A young couple from Tunbridge Wells, Kent, have saved £30,000 towards their first home by making significant lifestyle sacrifices. Luree "Lu" Lento, 20, and Alex Wakely, 19, plan to purchase a £300,000 Victorian terrace in a neighbouring village by late 2027. They have already accumulated £29,160 by setting aside at least 40 per cent of their monthly earnings.
Savings Strategy
The couple targets £40,000 by the end of 2027, putting away at least £1,600 each month. They need an additional £10,840, which should take just seven months, but they intend to maximise savings for as long as possible. Their plan is to use £30,000 for a deposit and keep the remainder for legal costs, home improvements, and unexpected expenses.
With a combined annual income of £54,000, the pair attribute their success to careful budgeting, treating savings like a mandatory monthly expense, and making compromises such as skipping pub visits, cutting out snacks, and stopping clothes purchases.
Daily Sacrifices
Lu, completing a degree apprenticeship in marketing, said: "The biggest thing is being completely aware of your outgoings. You have to sit down and properly work out how much you spend on food, coffees, snacks, subscriptions and little impulse purchases because it all adds up without you realising."
Alex, an estate agent working on commission, added: "When your income varies, you have to know what percentage of your wage you're going to save.
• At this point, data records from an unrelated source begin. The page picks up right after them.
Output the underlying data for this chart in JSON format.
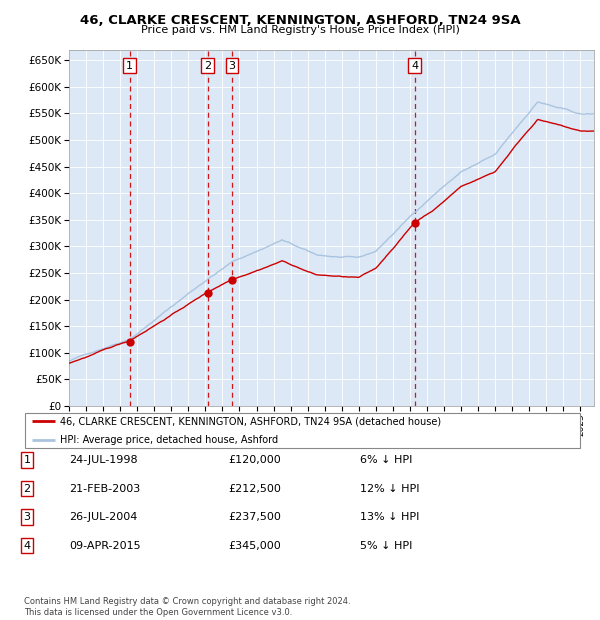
{
  "title": "46, CLARKE CRESCENT, KENNINGTON, ASHFORD, TN24 9SA",
  "subtitle": "Price paid vs. HM Land Registry's House Price Index (HPI)",
  "transactions": [
    {
      "num": 1,
      "date_label": "24-JUL-1998",
      "price": 120000,
      "pct": "6%",
      "year_x": 1998.56
    },
    {
      "num": 2,
      "date_label": "21-FEB-2003",
      "price": 212500,
      "pct": "12%",
      "year_x": 2003.13
    },
    {
      "num": 3,
      "date_label": "26-JUL-2004",
      "price": 237500,
      "pct": "13%",
      "year_x": 2004.56
    },
    {
      "num": 4,
      "date_label": "09-APR-2015",
      "price": 345000,
      "pct": "5%",
      "year_x": 2015.27
    }
  ],
  "legend_line1": "46, CLARKE CRESCENT, KENNINGTON, ASHFORD, TN24 9SA (detached house)",
  "legend_line2": "HPI: Average price, detached house, Ashford",
  "table_rows": [
    [
      "1",
      "24-JUL-1998",
      "£120,000",
      "6% ↓ HPI"
    ],
    [
      "2",
      "21-FEB-2003",
      "£212,500",
      "12% ↓ HPI"
    ],
    [
      "3",
      "26-JUL-2004",
      "£237,500",
      "13% ↓ HPI"
    ],
    [
      "4",
      "09-APR-2015",
      "£345,000",
      "5% ↓ HPI"
    ]
  ],
  "footer": "Contains HM Land Registry data © Crown copyright and database right 2024.\nThis data is licensed under the Open Government Licence v3.0.",
  "hpi_color": "#aac4e0",
  "price_color": "#cc0000",
  "marker_color": "#cc0000",
  "dashed_color": "#cc0000",
  "background_chart": "#dce8f5",
  "ylim": [
    0,
    670000
  ],
  "yticks": [
    0,
    50000,
    100000,
    150000,
    200000,
    250000,
    300000,
    350000,
    400000,
    450000,
    500000,
    550000,
    600000,
    650000
  ],
  "xmin": 1995.0,
  "xmax": 2025.8
}
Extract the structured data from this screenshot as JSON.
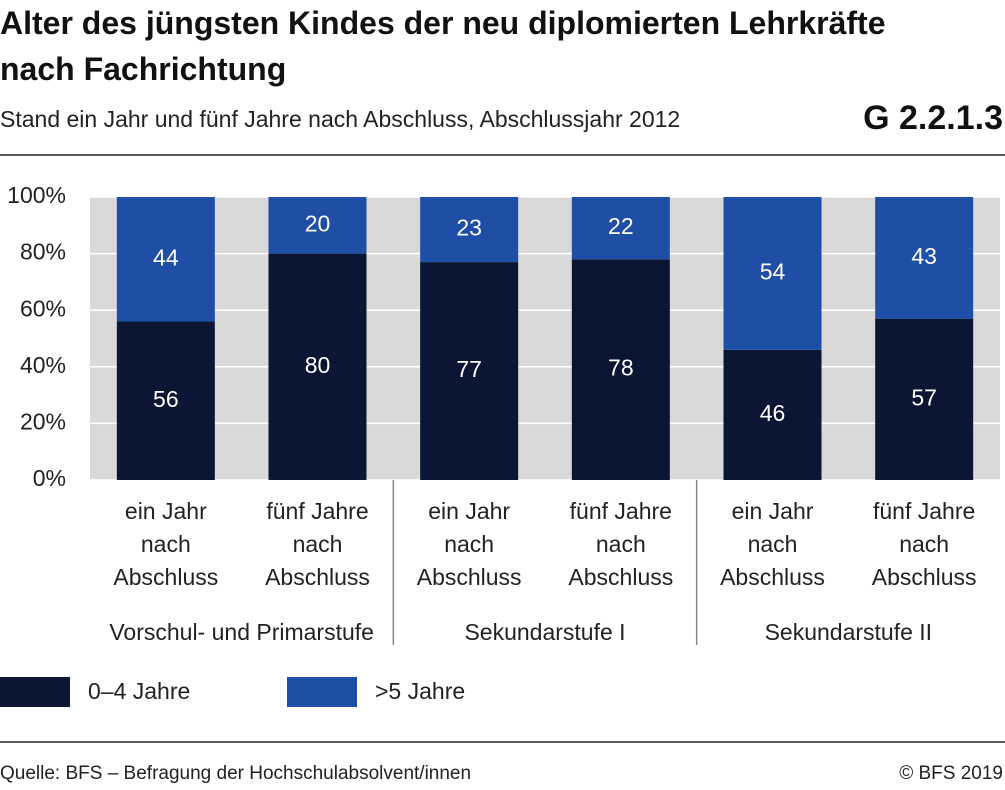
{
  "chart_data": {
    "type": "stacked_bar",
    "title": "Alter des jüngsten Kindes der neu diplomierten Lehrkräfte nach Fachrichtung",
    "subtitle": "Stand ein Jahr und fünf Jahre nach Abschluss, Abschlussjahr 2012",
    "chart_id": "G 2.2.1.3",
    "categories": [
      "ein Jahr nach Abschluss",
      "fünf Jahre nach Abschluss",
      "ein Jahr nach Abschluss",
      "fünf Jahre nach Abschluss",
      "ein Jahr nach Abschluss",
      "fünf Jahre nach Abschluss"
    ],
    "groups": [
      "Vorschul- und Primarstufe",
      "Sekundarstufe I",
      "Sekundarstufe II"
    ],
    "series": [
      {
        "name": "0–4 Jahre",
        "color": "#0b1634",
        "values": [
          56,
          80,
          77,
          78,
          46,
          57
        ]
      },
      {
        "name": ">5 Jahre",
        "color": "#1f4ea6",
        "values": [
          44,
          20,
          23,
          22,
          54,
          43
        ]
      }
    ],
    "ylim": [
      0,
      100
    ],
    "yticks": [
      {
        "value": 0,
        "label": "0%"
      },
      {
        "value": 20,
        "label": "20%"
      },
      {
        "value": 40,
        "label": "40%"
      },
      {
        "value": 60,
        "label": "60%"
      },
      {
        "value": 80,
        "label": "80%"
      },
      {
        "value": 100,
        "label": "100%"
      }
    ],
    "grid": true,
    "source": "Quelle: BFS – Befragung der Hochschulabsolvent/innen",
    "copyright": "© BFS 2019"
  }
}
I usually try and stick to around 40 per cent, but if I've had a really good month I try to push it closer to 50 per cent."
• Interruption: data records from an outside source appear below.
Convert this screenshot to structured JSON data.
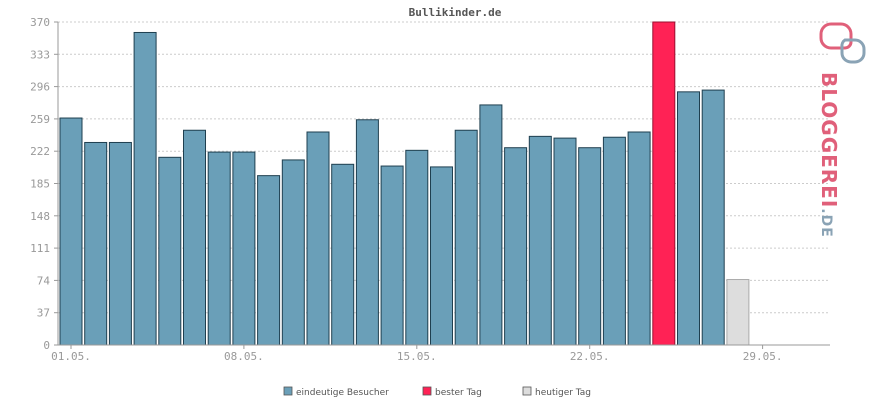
{
  "chart_data": {
    "type": "bar",
    "title": "Bullikinder.de",
    "ylim": [
      0,
      370
    ],
    "yticks": [
      "0",
      "37",
      "74",
      "111",
      "148",
      "185",
      "222",
      "259",
      "296",
      "333",
      "370"
    ],
    "xtick_labels": [
      {
        "index": 0,
        "label": "01.05."
      },
      {
        "index": 7,
        "label": "08.05."
      },
      {
        "index": 14,
        "label": "15.05."
      },
      {
        "index": 21,
        "label": "22.05."
      },
      {
        "index": 28,
        "label": "29.05."
      }
    ],
    "grid": true,
    "legend_placement": "bottom",
    "series": [
      {
        "name": "eindeutige Besucher",
        "color": "#6a9fb8",
        "values": [
          260,
          232,
          232,
          358,
          215,
          246,
          221,
          221,
          194,
          212,
          244,
          207,
          258,
          205,
          223,
          204,
          246,
          275,
          226,
          239,
          237,
          226,
          238,
          244,
          370,
          290,
          292,
          75
        ]
      },
      {
        "name": "bester Tag",
        "color": "#ff2255",
        "index": 24
      },
      {
        "name": "heutiger Tag",
        "color": "#dddddd",
        "index": 27
      }
    ]
  },
  "legend": [
    {
      "label": "eindeutige Besucher",
      "color": "#6a9fb8"
    },
    {
      "label": "bester Tag",
      "color": "#ff2255"
    },
    {
      "label": "heutiger Tag",
      "color": "#dddddd"
    }
  ],
  "logo": {
    "main": "BLOGGEREI",
    "suffix": ".DE"
  }
}
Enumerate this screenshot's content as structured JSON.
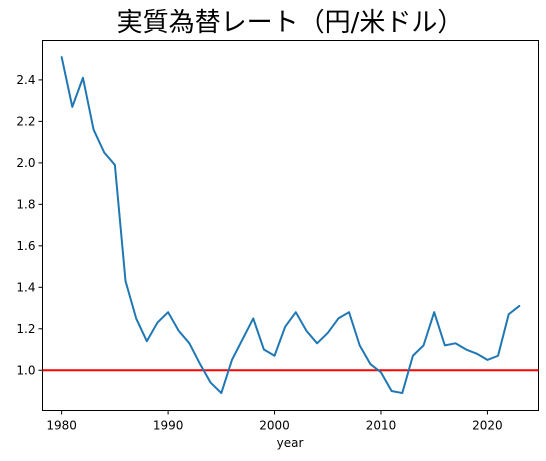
{
  "chart_data": {
    "type": "line",
    "title": "実質為替レート（円/米ドル）",
    "xlabel": "year",
    "ylabel": "",
    "xlim": [
      1978.2,
      2024.8
    ],
    "ylim": [
      0.806,
      2.59
    ],
    "xticks": [
      1980,
      1990,
      2000,
      2010,
      2020
    ],
    "yticks": [
      1.0,
      1.2,
      1.4,
      1.6,
      1.8,
      2.0,
      2.2,
      2.4
    ],
    "grid": false,
    "line_color": "#1f77b4",
    "reference_line": {
      "y": 1.0,
      "color": "#ff0000"
    },
    "series": [
      {
        "x": [
          1980,
          1981,
          1982,
          1983,
          1984,
          1985,
          1986,
          1987,
          1988,
          1989,
          1990,
          1991,
          1992,
          1993,
          1994,
          1995,
          1996,
          1997,
          1998,
          1999,
          2000,
          2001,
          2002,
          2003,
          2004,
          2005,
          2006,
          2007,
          2008,
          2009,
          2010,
          2011,
          2012,
          2013,
          2014,
          2015,
          2016,
          2017,
          2018,
          2019,
          2020,
          2021,
          2022,
          2023
        ],
        "values": [
          2.51,
          2.27,
          2.41,
          2.16,
          2.05,
          1.99,
          1.43,
          1.25,
          1.14,
          1.23,
          1.28,
          1.19,
          1.13,
          1.03,
          0.94,
          0.89,
          1.05,
          1.15,
          1.25,
          1.1,
          1.07,
          1.21,
          1.28,
          1.19,
          1.13,
          1.18,
          1.25,
          1.28,
          1.12,
          1.03,
          0.99,
          0.9,
          0.89,
          1.07,
          1.12,
          1.28,
          1.12,
          1.13,
          1.1,
          1.08,
          1.05,
          1.07,
          1.27,
          1.31
        ]
      }
    ]
  }
}
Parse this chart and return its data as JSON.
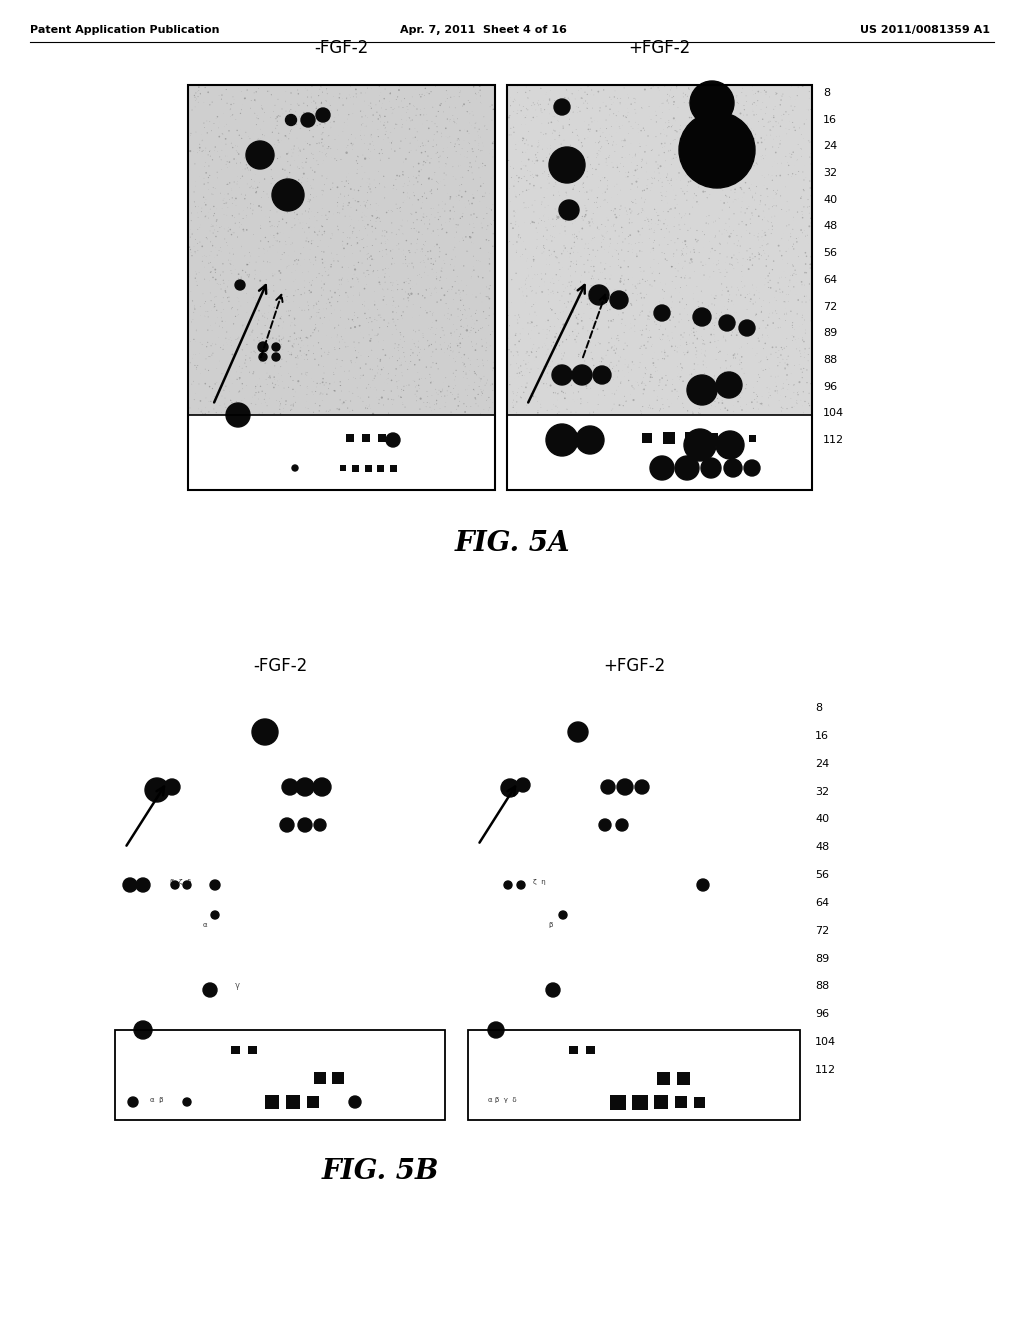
{
  "header_left": "Patent Application Publication",
  "header_center": "Apr. 7, 2011  Sheet 4 of 16",
  "header_right": "US 2011/0081359 A1",
  "fig5a_title": "FIG. 5A",
  "fig5b_title": "FIG. 5B",
  "label_neg": "-FGF-2",
  "label_pos": "+FGF-2",
  "scale_labels": [
    "8",
    "16",
    "24",
    "32",
    "40",
    "48",
    "56",
    "64",
    "72",
    "89",
    "88",
    "96",
    "104",
    "112"
  ],
  "bg_color": "#ffffff",
  "dot_color": "#111111"
}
The couple have become more deliberate with their finances rather than splurging on nights out and holidays. Alex said: "We've had people say we're too young and should be travelling more or going out all the time. But this is what we genuinely want. We'd rather make sacrifices now and enjoy the benefits later."
Financial Breakdown
- Current combined savings: £29,160
- Monthly savings: £1,600 combined
- Savings target: £40,000
- Planned deposit: £30,000
- Lu's monthly take-home pay: £1,672
- Alex's monthly take-home pay (without commission): Approximately £2,100
Their savings are spread across a Moneybox Lifetime ISA, a Chip cash ISA, and a Trading 212 stocks and shares ISA. Lu's Moneybox LISA holds £7,704.10, while Alex's stands at £9,046.70. Both have contributed £4,000 this year to their LISAs, earning a £1,000 government bonus each.
Neither chose to attend university, allowing them to earn immediately without student debt. Lu said: "I'm doing a degree apprenticeship so I'm earning while learning, and Alex went straight into work. We don't have student debt and we've been able to save from a really young age because of that."
Top Saving Tips
- Track every outgoing to understand where your money is really going
- Set a realistic monthly savings target and treat it like a bill
- Cut down on small impulse purchases like coffees, snacks and lunches out
- Use high-interest savings accounts and ISAs
- Save consistently, even if it's only £100 a month
- Decide on long-term goals before spending on short-term wants
- Avoid lifestyle inflation when earning more money
- Be intentional with spending instead of buying things out of habit
- If possible, save while living with family to reduce costs
- Start investing and saving early to benefit from long-term growth
The couple are open to buying a property needing renovation and hope to find a two-bedroom Victorian terrace with a small garden. Lu said: "We don't mind doing work ourselves. Our families are really supportive and handy with DIY, so we'd rather buy somewhere we can improve over time."
Despite some criticism online, the pair remain focused on their long-term goal. Lu concluded: "There's this idea now that you have to constantly spend money to enjoy yourself, but that's not really us. At the end of the day, everyone's priorities are different - and this is ours."